Матвей держит ровный тон, на лице – полуулыбка, руки в карманах, как в заключении. Чтобы не дергались? Лишь плечи то и дело вздымаются… Дескать, безобразие, но что тут поделаешь…
Отстранился. Умыл руки.
А Криста стервенеет и начинает действовать. Первый бросок – именно к Матвею. За инсайдовской информацией, как говорится.
Без утреннего Лининого звонка она вряд ли бы решилась обратиться за помощью к ее мужу. Тем более что пересеклась с ним всего-то несколько раз на Евиных Салонах, там не была ему внятно представлена и до вчерашнего дня даже не подозревала, что Лина и Матвей как-то связаны. В разговоре с Евой прояснилось, а так – откуда было догадаться? Фамилии разные, вместе ни разу не пришли, все порознь…
По пути на свой второй или третий Салон Криста случайно оказалась с Матвеем в одном вагоне метро. Он кивнул ей издалека и не подошел сам, но дорога-то от станции до Евиной высотки всего одна. Вынужденно шли рядом. Почти молча, усиленно избегая обращения. Вы да вы… Неловко. Но у Кристы в памяти была тогда лишь письменно ей известная фамилия попутчика и его инициалы, а он, видно, ее имени не запомнил. Глупая ситуация. Не станешь же представляться человеку, который первым с тобой поздоровался…
Лина сразу отвечает на Кристин звонок, но, увы, Матвей уже в Цюрихе. Правда, она оказалась полностью в курсе архитектурного дела и, забыв про срочные сборы, подробно стала описывать ужасы, которые творят перестройщики Москвы. «Матвея пытались и запугать, и подкупить, чтобы он перестал писать и публиковать свои статьи!»
В общем, муж выходил самоотверженным героем. Несколько противоречило это отстраненному спокойствию того Матвея, который с экрана комментировал архитектурный беспредел. Да ладно, не в Матвее дело…
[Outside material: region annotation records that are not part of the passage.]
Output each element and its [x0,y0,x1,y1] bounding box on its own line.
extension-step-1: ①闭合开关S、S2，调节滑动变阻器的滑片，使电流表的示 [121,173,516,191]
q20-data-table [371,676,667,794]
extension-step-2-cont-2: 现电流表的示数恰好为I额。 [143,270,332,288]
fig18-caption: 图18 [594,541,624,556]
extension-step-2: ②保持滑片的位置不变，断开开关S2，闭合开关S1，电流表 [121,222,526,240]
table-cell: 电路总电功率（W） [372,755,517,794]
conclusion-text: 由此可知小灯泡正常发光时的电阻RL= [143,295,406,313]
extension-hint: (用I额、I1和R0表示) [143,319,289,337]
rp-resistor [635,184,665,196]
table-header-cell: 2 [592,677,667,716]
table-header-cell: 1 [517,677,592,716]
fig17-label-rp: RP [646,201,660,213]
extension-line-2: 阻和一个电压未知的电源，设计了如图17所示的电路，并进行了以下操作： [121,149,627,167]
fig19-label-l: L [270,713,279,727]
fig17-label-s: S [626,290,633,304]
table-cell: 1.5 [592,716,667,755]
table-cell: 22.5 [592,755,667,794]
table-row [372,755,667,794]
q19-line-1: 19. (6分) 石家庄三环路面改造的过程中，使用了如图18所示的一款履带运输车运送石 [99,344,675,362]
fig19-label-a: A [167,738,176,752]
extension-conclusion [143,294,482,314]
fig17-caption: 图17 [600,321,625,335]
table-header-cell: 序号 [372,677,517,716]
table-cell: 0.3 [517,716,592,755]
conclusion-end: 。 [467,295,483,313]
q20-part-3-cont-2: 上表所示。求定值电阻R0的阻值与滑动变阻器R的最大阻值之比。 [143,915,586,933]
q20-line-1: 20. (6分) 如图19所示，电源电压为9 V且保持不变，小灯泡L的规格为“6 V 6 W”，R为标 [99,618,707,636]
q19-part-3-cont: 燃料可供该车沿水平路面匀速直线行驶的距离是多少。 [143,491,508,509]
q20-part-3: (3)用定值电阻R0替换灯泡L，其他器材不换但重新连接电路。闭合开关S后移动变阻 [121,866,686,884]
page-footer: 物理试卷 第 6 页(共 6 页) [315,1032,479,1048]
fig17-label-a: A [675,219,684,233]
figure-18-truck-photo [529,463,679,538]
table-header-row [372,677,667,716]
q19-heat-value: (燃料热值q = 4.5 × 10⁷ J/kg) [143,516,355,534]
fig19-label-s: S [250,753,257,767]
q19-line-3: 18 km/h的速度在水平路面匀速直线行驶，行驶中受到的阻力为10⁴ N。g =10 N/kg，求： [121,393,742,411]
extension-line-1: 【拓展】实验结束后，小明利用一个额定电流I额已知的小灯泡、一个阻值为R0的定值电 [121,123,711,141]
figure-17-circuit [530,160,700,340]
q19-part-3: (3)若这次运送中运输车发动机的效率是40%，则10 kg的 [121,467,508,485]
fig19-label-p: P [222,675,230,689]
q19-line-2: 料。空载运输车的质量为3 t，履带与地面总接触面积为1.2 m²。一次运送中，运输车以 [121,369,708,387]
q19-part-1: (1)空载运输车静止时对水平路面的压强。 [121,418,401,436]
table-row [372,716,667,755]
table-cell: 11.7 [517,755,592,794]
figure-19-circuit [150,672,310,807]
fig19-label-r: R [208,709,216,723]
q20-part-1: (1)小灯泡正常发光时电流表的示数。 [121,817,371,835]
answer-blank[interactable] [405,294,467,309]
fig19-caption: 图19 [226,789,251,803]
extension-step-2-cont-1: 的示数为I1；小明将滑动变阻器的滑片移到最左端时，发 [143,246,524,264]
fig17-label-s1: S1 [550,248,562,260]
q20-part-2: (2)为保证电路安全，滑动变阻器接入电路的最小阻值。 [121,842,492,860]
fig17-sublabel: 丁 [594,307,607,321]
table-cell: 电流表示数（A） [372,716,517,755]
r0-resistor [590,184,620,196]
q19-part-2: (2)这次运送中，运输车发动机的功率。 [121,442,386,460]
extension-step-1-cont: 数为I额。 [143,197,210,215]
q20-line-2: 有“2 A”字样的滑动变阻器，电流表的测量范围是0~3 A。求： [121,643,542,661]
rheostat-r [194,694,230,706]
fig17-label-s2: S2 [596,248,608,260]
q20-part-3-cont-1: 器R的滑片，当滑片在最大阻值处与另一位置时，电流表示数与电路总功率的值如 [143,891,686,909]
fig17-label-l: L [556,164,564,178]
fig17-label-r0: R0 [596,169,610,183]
К пяти часам – стандартное время сдачи номера – у Кристы есть короткие интервью с главными фигурантами: с авторшей фильма и с пресс-секретарем начальника, закрывшего передачу. Успела! Но что это? Телефон редакции не отвечает… Курят они все прямо в комнате, кофе там же пьют… Куда подевались?
Черт, сегодня же выходной! Азартные часов не наблюдают…
Настало уже
Ева
Ева долго и упорно прорывается через частокол из коротких «пи-пи-пи». В мажорном, залихватском ладе уже минут десять аппарат сигнализирует ей, что на том конце занято. В минор надо бы его перевести, это пиканье. Мажор так же нелеп, как бодрый тон теледиктора при сообщении: «Число погибших в катастрофе достигло…» Чье это достижение?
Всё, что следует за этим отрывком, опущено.